Voilà qui illustre de façon choquante les conséquences de la mondialisation et de l’incapacité du niveau national à faire payer les impôts aux sociétés multinationales. La capacité des États de financer les actions indispensables pour lutter contre la pauvreté, la faim et le changement climatique, s’en retrouve affaiblie, ainsi que les investissements effectués dans l’éducation et la formation, ce qui contribue à creuser davantage les inégalités 6. De plus, les État ont tendance à mettre en œuvre des politiques qui souvent ne vont pas dans le sens de la promotion d’une économie durable. Ainsi, le FMI estimait que, dans le monde, les subventions sur l’énergie en 2012 se montaient à 1.900 milliards de dollars (soit pratiquement la valeur du PIB de l’Italie), dont la plus grande partie dans les pays les plus avancés - même si l’Inde y consacrait 50 milliards de dollars et le Maroc 4% de son PIB 7 ! Certaines de ces subventions peuvent certes bénéficier aux populations défavorisées, mais elles donnent surtout des signaux encourageant la consommation d’énergie fossile, la production de gaz à effet de serre et contribuent ainsi à l’accélération du dérèglement climatique.
D’un volume moindre, mais avec un impact néanmoins non négligeable sur l’environnement, des sommes considérables sont dépensées chaque année par les États pour subventionner l’utilisation d’intrants agricoles, principalement les engrais, les pesticides et fongicides à fort contenu énergétique et qui se retrouvent par la suite dans l’alimentation ou l’environnement et y ont des effets délétères sur la qualité des sols et de l’eau, ainsi que sur la santé humaine. En 2011, par exemple, environ 14% du soutien apporté aux producteurs agricoles par les pays de l’OCDE était lié à l’utilisation d’intrants (plus de 25 milliards d’euros). La Chine pour sa part, consacrait 12 milliards d’euros à ce même type de mesures. Même en Afrique, pour les quelques pays pour lesquels les données sont disponibles, il apparait qu’entre le tiers et la moitié du soutien apporté aux agriculteurs portait sur les intrants agricoles, majoritairement au profit de producteurs aisés.
Les politiques et les incitations en place découragent donc largement l’évolution de nos sociétés vers davantage de durabilité. Une fraction au moins des ressources ainsi utilisées devrait être redirigée vers des programmes de protection sociale et de développement des capacités de la jeunesse, pour préparer leur avenir, et vers le développement de nouvelles technologies plus respectueuses de l’environnement. Cela s’avère d’autant plus nécessaire et urgent que les tentatives de mobilisation de ressources par de nouvelles modalités de financement (taxe Tobin au niveau européen, écotaxe en France, par exemple) se soldent au mieux par de faibles balbutiements.

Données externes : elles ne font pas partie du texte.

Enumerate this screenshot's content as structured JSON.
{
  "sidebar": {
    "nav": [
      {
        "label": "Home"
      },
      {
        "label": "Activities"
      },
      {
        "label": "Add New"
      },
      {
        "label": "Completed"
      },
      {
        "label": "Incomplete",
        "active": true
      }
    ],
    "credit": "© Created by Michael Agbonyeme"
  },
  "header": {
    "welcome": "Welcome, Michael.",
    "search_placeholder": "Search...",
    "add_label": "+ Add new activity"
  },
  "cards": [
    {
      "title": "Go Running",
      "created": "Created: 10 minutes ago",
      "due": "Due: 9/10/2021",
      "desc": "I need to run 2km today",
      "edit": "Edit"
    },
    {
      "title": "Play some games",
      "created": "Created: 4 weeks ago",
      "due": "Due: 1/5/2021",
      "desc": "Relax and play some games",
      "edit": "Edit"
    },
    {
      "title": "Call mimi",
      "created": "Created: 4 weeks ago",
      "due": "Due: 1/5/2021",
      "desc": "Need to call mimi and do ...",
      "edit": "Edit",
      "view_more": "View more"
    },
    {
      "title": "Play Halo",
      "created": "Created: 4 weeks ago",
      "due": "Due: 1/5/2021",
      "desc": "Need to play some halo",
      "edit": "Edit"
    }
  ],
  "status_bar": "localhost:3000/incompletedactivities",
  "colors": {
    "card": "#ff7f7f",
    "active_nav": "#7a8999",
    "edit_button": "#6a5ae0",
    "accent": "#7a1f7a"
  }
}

Dans le domaine de l’alimentation et de l’agriculture, d’autres mesures pourraient servir à en finir avec la faim, réduire les gaspillages et favoriser l’émergence d’une agriculture plus durable. Il suffirait de quelques dizaines de milliards de dollars chaque année pour donner suffisamment à manger à tous ceux qui sont sous-alimentés dans le monde. Un mécanisme pourrait être imaginé pour faire baisser le gaspillage alimentaire tout en mobilisant des ressources pour financer des programmes de développement durable, en s’inspirant du Mécanisme de développement propre pour les émissions de carbone. Un système d’incitation-taxation pourrait aussi être envisagé pour soutenir l’adoption de techniques agricoles durables et pénaliser celles qui le sont moins, tout en levant des ressources pour développer de nouvelles technologies respectueuses de l’environnement.
Mais la mise en œuvre de ces solutions demanderait la remise en cause de deux principes fondamentaux qui paraissent aujourd’hui intouchables, tant les intérêts qui les défendent sont puissants. Ils sont au cœur de la façon dont nous percevons et gérons notre monde :
•Le vieux principe décrit par Adam Smith (1723-1790) il y a près de 250 ans, sur le modèle de la force de gravité qui venait alors d’être découverte par Isaac Newton (1642-1727), qui se trouve à la base de notre système économique - à savoir que c’est la recherche du profit individuel à court terme qui est le meilleur ressort du développement économique - et auquel il s’agit de laisser libre cours.
•Le principe de la souveraineté nationale dont la myopie nous empêche de voir que seule une véritable gouvernance mondiale peut nous rendre capable de nous attaquer aux principaux problèmes auxquels nous sommes confrontés à l’heure actuelle et qui sont avant tout mondiaux. Ce principe nous interdit de concevoir des règles de gouvernance qui nous permettraient de dépasser les limites rédhibitoires dont souffre l’ébauche de gouvernement mondial mis en place depuis la fin de la Seconde guerre mondiale.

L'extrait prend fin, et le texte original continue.